México ante el caos mundial

Dos millones de catalanes marcharon anteayer por las calles de Barcelona exigiendo que la región de Catalunya se independice de España. Con diferencia de algunas horas, una muchedumbre de musulmanes enfurecidos asedió y quemó el consulado de Estados Unidos en la ciudad libia de Bengazi, causando la muerte del embajador Chris Stevens y de tres agentes de seguridad.

Casi al mismo tiempo, otra multitud, en ese caso encabezada por Los Hermanos Musulmanes, atacó la embajada de Barack Obama en Egipto. Hoy, las protestas se llevarán a cabo ante la embajada de Suiza en Teherán, que representa los intereses de Estados Unidos en Irán. El origen de estas explosiones de furia es una película, de factura estadunidense, que se burla de Mahoma: tacha, pues, de homosexual y pederasta al profeta de Alá.
Dos barcos de guerra de la US Navy se dirigían anoche hacia la costa de Libia, en el Mediterráneo, al sur de Sicilia, en tanto los empleados y funcionarios de la embajada de Estados Unidos en Trípoli eran evacuados a Alemania. Tanto Obama como el gobierno provisional de Libia minimizaron el ataque al consulado de Bengazi, diciendo que éste fue cometido por “una pandilla de salvajes”.

Esos “salvajes” fueron, sin embargo, los mismos que el embajador Chris Stevens armó y financió para que derribaran a Muamar Kadafi, a quien torturaron y violaron con extrema crueldad antes de asesinarlo durante un linchamiento. Tras liberarse del tirano, esos rebeldes se pusieron en contra de Estados Unidos, así como en 1979, luego de recibir apoyo de la Casa Blanca para acabar con el régimen del Sha de Irán, las huestes del ayatola Jomeini se volvieron contra el presidente James Carter, ocuparon su embajada en Teherán y lo hicieron perder la reelección ante Ronald Reagan.

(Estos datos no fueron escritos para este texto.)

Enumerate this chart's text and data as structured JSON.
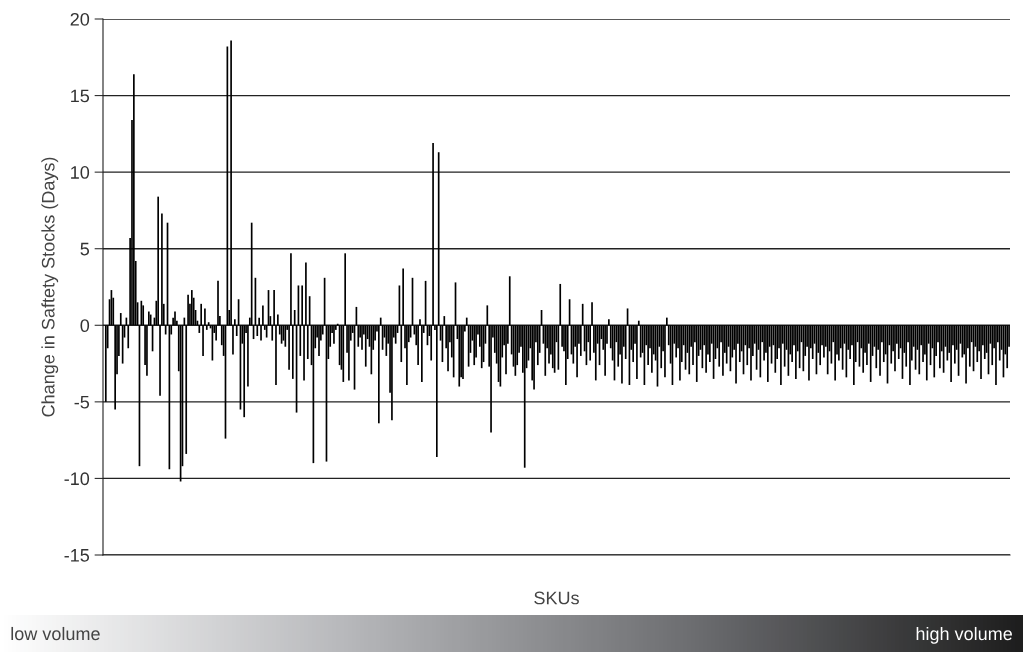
{
  "chart_data": {
    "type": "bar",
    "xlabel": "SKUs",
    "ylabel": "Change in Saftety Stocks (Days)",
    "color": "#000000",
    "ylim": [
      -15,
      20
    ],
    "yticks": [
      -15,
      -10,
      -5,
      0,
      5,
      10,
      15,
      20
    ],
    "grid": "y",
    "tick_labels": "y",
    "legend": false,
    "annotations": [
      "low volume",
      "high volume"
    ],
    "values": [
      -5,
      -1.5,
      1.7,
      2.3,
      1.8,
      -5.5,
      -3.2,
      -2,
      0.8,
      -2.5,
      -0.8,
      0.5,
      -1.5,
      5.7,
      13.4,
      16.4,
      4.2,
      1.5,
      -9.2,
      1.6,
      1.3,
      -2.6,
      -3.3,
      0.9,
      0.7,
      -1.7,
      0.5,
      1.6,
      8.4,
      -4.6,
      7.3,
      1.4,
      -0.6,
      6.7,
      -9.4,
      -0.6,
      0.5,
      0.9,
      0.3,
      -3,
      -10.2,
      -9.2,
      0.5,
      -8.4,
      2,
      1.4,
      2.3,
      1.8,
      1,
      0.3,
      -0.5,
      1.4,
      -2,
      1.1,
      -0.3,
      0.2,
      -0.2,
      -2.3,
      -0.5,
      -1,
      2.9,
      0.6,
      -1.3,
      -2,
      -7.4,
      18.2,
      1,
      18.6,
      -1.9,
      0.4,
      -0.7,
      1.7,
      -5.5,
      -1.2,
      -6,
      -0.5,
      -4,
      0.5,
      6.7,
      -0.9,
      3.1,
      -0.7,
      0.5,
      -1,
      1.3,
      -0.3,
      -0.8,
      2.3,
      0.6,
      -1,
      2.3,
      -3.9,
      0.7,
      -0.6,
      -1.2,
      -1,
      -1.4,
      -0.3,
      -2.9,
      4.7,
      -3.5,
      1,
      -5.7,
      2.6,
      -2,
      2.6,
      -3.6,
      4.1,
      -2.2,
      1.9,
      -2.6,
      -9,
      -1.5,
      -0.8,
      -2,
      -1,
      -0.6,
      3.1,
      -8.9,
      -2.2,
      -1.4,
      -0.5,
      -1.2,
      -0.3,
      0.1,
      -2.6,
      -2.9,
      -3.7,
      4.7,
      -1.8,
      -3.6,
      -1,
      -0.5,
      -4.2,
      1.2,
      -1.4,
      -0.8,
      -1.6,
      -0.6,
      -2.7,
      -0.9,
      -1.4,
      -3.2,
      -1.6,
      -1,
      -0.4,
      -6.4,
      0.5,
      -1.6,
      -0.8,
      -2,
      -1.2,
      -4.4,
      -6.2,
      -0.8,
      -1.2,
      -0.5,
      2.6,
      -2.4,
      3.7,
      -1.5,
      -3.9,
      -1.1,
      -0.8,
      3.1,
      -0.6,
      -1.3,
      -2.6,
      0.4,
      -3.7,
      -0.5,
      2.9,
      -1.3,
      -0.7,
      -2.3,
      11.9,
      -0.3,
      -8.6,
      11.3,
      -1,
      -2.4,
      0.6,
      -1.5,
      -3,
      -1.1,
      -2.1,
      -3.4,
      2.8,
      -0.9,
      -4,
      -3.4,
      -3.5,
      -0.4,
      0.5,
      -2.7,
      -1.8,
      -1,
      -2.6,
      -2.1,
      -0.6,
      -1.4,
      -2.8,
      -2.4,
      -1.2,
      1.3,
      -2.7,
      -7,
      -0.8,
      -1.8,
      -2.5,
      -3.7,
      -4,
      -2.1,
      -1.3,
      -3.2,
      -1.2,
      3.2,
      -1.9,
      -2.7,
      -3.3,
      -2.6,
      -1.8,
      -1.4,
      -3.1,
      -9.3,
      -2.8,
      -2.3,
      -1.5,
      -3.6,
      -4.2,
      -1.1,
      -2.6,
      -1.8,
      1,
      -1.2,
      -3.3,
      -1.5,
      -2.5,
      -1.9,
      -2.8,
      -3.1,
      -1.1,
      -2.9,
      2.7,
      -1.4,
      -1.7,
      -3.9,
      -2.2,
      1.7,
      -1.9,
      -2.5,
      -1.4,
      -3.4,
      -1.2,
      -2,
      1.4,
      -1.7,
      -2.6,
      -1.1,
      -2.3,
      1.5,
      -1.8,
      -3.6,
      -1.2,
      -2.6,
      -0.9,
      -1.6,
      -3.3,
      -1.2,
      0.4,
      -1.5,
      -2.3,
      -3.6,
      -1.1,
      -2.7,
      -1.9,
      -3.8,
      -1.4,
      -2.2,
      1.1,
      -3.9,
      -1.6,
      -2.4,
      -1.2,
      -3.5,
      0.3,
      -2.1,
      -1.8,
      -3.9,
      -1.3,
      -2.6,
      -1.5,
      -3.1,
      -1.9,
      -2.3,
      -4,
      -1.4,
      -2.8,
      -1.7,
      -3.4,
      0.5,
      -1.3,
      -2.5,
      -3.9,
      -1.2,
      -2.1,
      -1.5,
      -3.6,
      -2.4,
      -1.3,
      -2.9,
      -1.8,
      -3.2,
      -1.4,
      -2.6,
      -1.1,
      -3.7,
      -2,
      -1.6,
      -2.8,
      -1.3,
      -3.1,
      -1.9,
      -2.4,
      -1.2,
      -3.5,
      -2.2,
      -1.5,
      -2.7,
      -1.1,
      -3.3,
      -1.8,
      -2.5,
      -1.4,
      -3,
      -2.1,
      -1.6,
      -3.8,
      -1.2,
      -2.4,
      -1.7,
      -3.2,
      -1.3,
      -2.6,
      -1.5,
      -3.6,
      -2,
      -1.2,
      -2.9,
      -1.6,
      -3.4,
      -1.1,
      -2.3,
      -1.8,
      -3.7,
      -1.4,
      -2.5,
      -1.3,
      -3.1,
      -2.2,
      -1.5,
      -3.9,
      -1.2,
      -2.7,
      -1.6,
      -3.3,
      -1.9,
      -2.4,
      -1.3,
      -3.5,
      -1.7,
      -2.8,
      -1.1,
      -3,
      -2,
      -1.4,
      -3.6,
      -1.5,
      -2.2,
      -1.2,
      -3.2,
      -1.8,
      -2.6,
      -1.3,
      -2.1,
      -1.4,
      -3.2,
      -1.7,
      -2.5,
      -1.1,
      -3.6,
      -1.9,
      -2.3,
      -1.5,
      -2.9,
      -1.2,
      -3.4,
      -1.6,
      -2.2,
      -1.3,
      -3.9,
      -2.4,
      -1.1,
      -2.7,
      -1.5,
      -3.1,
      -1.8,
      -2.6,
      -1.2,
      -3.7,
      -2,
      -1.4,
      -2.8,
      -1.6,
      -3.3,
      -1.1,
      -2.4,
      -1.9,
      -3.8,
      -1.3,
      -2.5,
      -1.7,
      -3,
      -1.2,
      -2.2,
      -1.5,
      -3.5,
      -1.8,
      -2.7,
      -1.1,
      -3.9,
      -2.3,
      -1.4,
      -2.9,
      -1.6,
      -3.2,
      -1.3,
      -2.4,
      -1.9,
      -3.6,
      -1.2,
      -2.6,
      -1.5,
      -3.4,
      -2,
      -1.1,
      -2.8,
      -1.7,
      -3.1,
      -1.4,
      -2.3,
      -1.8,
      -3.7,
      -1.3,
      -2.5,
      -1.6,
      -3.3,
      -1.2,
      -2.1,
      -1.9,
      -3.8,
      -1.5,
      -2.7,
      -1.1,
      -3,
      -1.4,
      -2.4,
      -1.7,
      -3.5,
      -1.3,
      -2.2,
      -1.8,
      -3.2,
      -1.2,
      -2.6,
      -1.5,
      -3.9,
      -1.1,
      -2.3,
      -1.6,
      -3.4,
      -1.9,
      -2.8,
      -1.4
    ],
    "categories": [
      null,
      null,
      null,
      null,
      null,
      null,
      null,
      null,
      null,
      null,
      null,
      null,
      null,
      null,
      null,
      null,
      null,
      null,
      null,
      null,
      null,
      null,
      null,
      null,
      null,
      null,
      null,
      null,
      null,
      null,
      null,
      null,
      null,
      null,
      null,
      null,
      null,
      null,
      null,
      null,
      null,
      null,
      null,
      null,
      null,
      null,
      null,
      null,
      null,
      null,
      null,
      null,
      null,
      null,
      null,
      null,
      null,
      null,
      null,
      null,
      null,
      null,
      null,
      null,
      null,
      null,
      null,
      null,
      null,
      null,
      null,
      null,
      null,
      null,
      null,
      null,
      null,
      null,
      null,
      null,
      null,
      null,
      null,
      null,
      null,
      null,
      null,
      null,
      null,
      null,
      null,
      null,
      null,
      null,
      null,
      null,
      null,
      null,
      null,
      null,
      null,
      null,
      null,
      null,
      null,
      null,
      null,
      null,
      null,
      null,
      null,
      null,
      null,
      null,
      null,
      null,
      null,
      null,
      null,
      null,
      null,
      null,
      null,
      null,
      null,
      null,
      null,
      null,
      null,
      null,
      null,
      null,
      null,
      null,
      null,
      null,
      null,
      null,
      null,
      null,
      null,
      null,
      null,
      null,
      null,
      null,
      null,
      null,
      null,
      null,
      null,
      null,
      null,
      null,
      null,
      null,
      null,
      null,
      null,
      null,
      null,
      null,
      null,
      null,
      null,
      null,
      null,
      null,
      null,
      null,
      null,
      null,
      null,
      null,
      null,
      null,
      null,
      null,
      null,
      null,
      null,
      null,
      null,
      null,
      null,
      null,
      null,
      null,
      null,
      null,
      null,
      null,
      null,
      null,
      null,
      null,
      null,
      null,
      null,
      null,
      null,
      null,
      null,
      null,
      null,
      null,
      null,
      null,
      null,
      null,
      null,
      null,
      null,
      null,
      null,
      null,
      null,
      null,
      null,
      null,
      null,
      null,
      null,
      null,
      null,
      null,
      null,
      null,
      null,
      null,
      null,
      null,
      null,
      null,
      null,
      null,
      null,
      null,
      null,
      null,
      null,
      null,
      null,
      null,
      null,
      null,
      null,
      null,
      null,
      null,
      null,
      null,
      null,
      null,
      null,
      null,
      null,
      null,
      null,
      null,
      null,
      null,
      null,
      null,
      null,
      null,
      null,
      null,
      null,
      null,
      null,
      null,
      null,
      null,
      null,
      null,
      null,
      null,
      null,
      null,
      null,
      null,
      null,
      null,
      null,
      null,
      null,
      null,
      null,
      null,
      null,
      null,
      null,
      null,
      null,
      null,
      null,
      null,
      null,
      null,
      null,
      null,
      null,
      null,
      null,
      null,
      null,
      null,
      null,
      null,
      null,
      null,
      null,
      null,
      null,
      null,
      null,
      null,
      null,
      null,
      null,
      null,
      null,
      null,
      null,
      null,
      null,
      null,
      null,
      null,
      null,
      null,
      null,
      null,
      null,
      null,
      null,
      null,
      null,
      null,
      null,
      null,
      null,
      null,
      null,
      null,
      null,
      null,
      null,
      null,
      null,
      null,
      null,
      null,
      null,
      null,
      null,
      null,
      null,
      null,
      null,
      null,
      null,
      null,
      null,
      null,
      null,
      null,
      null,
      null,
      null,
      null,
      null,
      null,
      null,
      null,
      null,
      null,
      null,
      null,
      null,
      null,
      null,
      null,
      null,
      null,
      null,
      null,
      null,
      null,
      null,
      null,
      null,
      null,
      null,
      null,
      null,
      null,
      null,
      null,
      null,
      null,
      null,
      null,
      null,
      null,
      null,
      null,
      null,
      null,
      null,
      null,
      null,
      null,
      null,
      null,
      null,
      null,
      null,
      null,
      null,
      null,
      null,
      null,
      null,
      null,
      null,
      null,
      null,
      null,
      null,
      null,
      null,
      null,
      null,
      null,
      null,
      null,
      null,
      null,
      null,
      null,
      null,
      null,
      null,
      null,
      null,
      null,
      null,
      null,
      null,
      null,
      null,
      null,
      null,
      null,
      null,
      null,
      null,
      null,
      null,
      null,
      null,
      null,
      null,
      null,
      null,
      null,
      null,
      null,
      null,
      null,
      null,
      null,
      null,
      null,
      null,
      null,
      null,
      null,
      null,
      null,
      null,
      null
    ]
  }
}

Según el periódico francés Libération, el gobierno de Obama sospecha que Al-Qaeda organizó el ataque al consulado de Bengazi y dio muerte al embajador. Hillary Clinton, a su vez, llamó ingratos a los libios que ella misma ayudó a eliminar a Kadafi. En el contexto de la campaña electoral que se desarrolla en Estados Unidos, ¿esta vejación podría echar por tierra la casi segura reelección de Obama y beneficiar, como en 1980, al candidato del Partido Republicano?

Nadie olvida que la estrecha colaboración entre Al-Qaeda y George WC Bush en septiembre de 2001 (el ataque a las Torres Gemelas del WTC en Nueva York) justificó la invasión de Estados Unidos a Irak en 2003, o que los siempre oportunos mensajes de odio lanzados periódicamente por Osama Bin Laden le permitieron a Bush aterrorizar día y noche al pueblo estadunidense para aplicarle medidas de control interno tan autoritarias como el Acta Patriótica II.

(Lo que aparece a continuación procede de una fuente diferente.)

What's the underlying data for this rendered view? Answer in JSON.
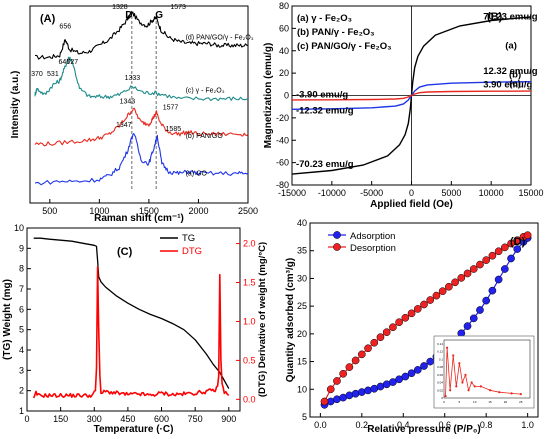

¿Al-Qaeda renovó su alianza con el Partido Republicano y achicharró el consulado de Obama en Libia para influir en el ánimo de los votantes que irán a las urnas en noviembre? ¿Los disturbios contra oficinas diplomáticas de Estados Unidos se van a recrudecer en Egipto e Irán y acaso en otros países islámicos? ¿Israel mantendrá la boca cerrada y cruzados los brazos? ¿Rusia y China guardarán prudente silencio hasta que no vean claro de qué se trata este brote de ingobernabilidad?

Mientras tales especulaciones calientan los focos de alarma en Medio Oriente, la rebelión de los catalanes contra el primer ministro ultraconservador Mariano Rajoy y las “impresionantes” reformas (despidos, eliminación de subsidios, carestía, creciente malestar social) que está impulsando por órdenes de la canciller de Alemania, Angela Merkell, prefiguran mayores convulsiones sociales en España, donde Madrid está que trina y Valencia ni se diga.

Imaginemos en esta coyuntura internacional cómo vendrían a insertarse graves disturbios callejeros en México, provocados por el IFE y el Trife, Televisa y el PRI, Calderón y Elba Esther Gordillo, por imponer de la manera más descarada a Peña Nieto. Al negarse a emprender acciones de protesta capaces de desestabilizar al régimen de facto, la verdadera izquierda de México le hace un paro a Obama.

Como sabemos que por la vía de la violencia directa no podremos impedir que Peña Nieto llegue a Los Pinos, y como no vale la pena pagar el costo de una represión brutal contra Morena,#YoSoy132 y muchas otras expresiones políticas que están ansiosas de dar rienda suelta a su furia, la verdadera izquierda mexicana está brindando a Estados Unidos estabilidad política en su patio trasero.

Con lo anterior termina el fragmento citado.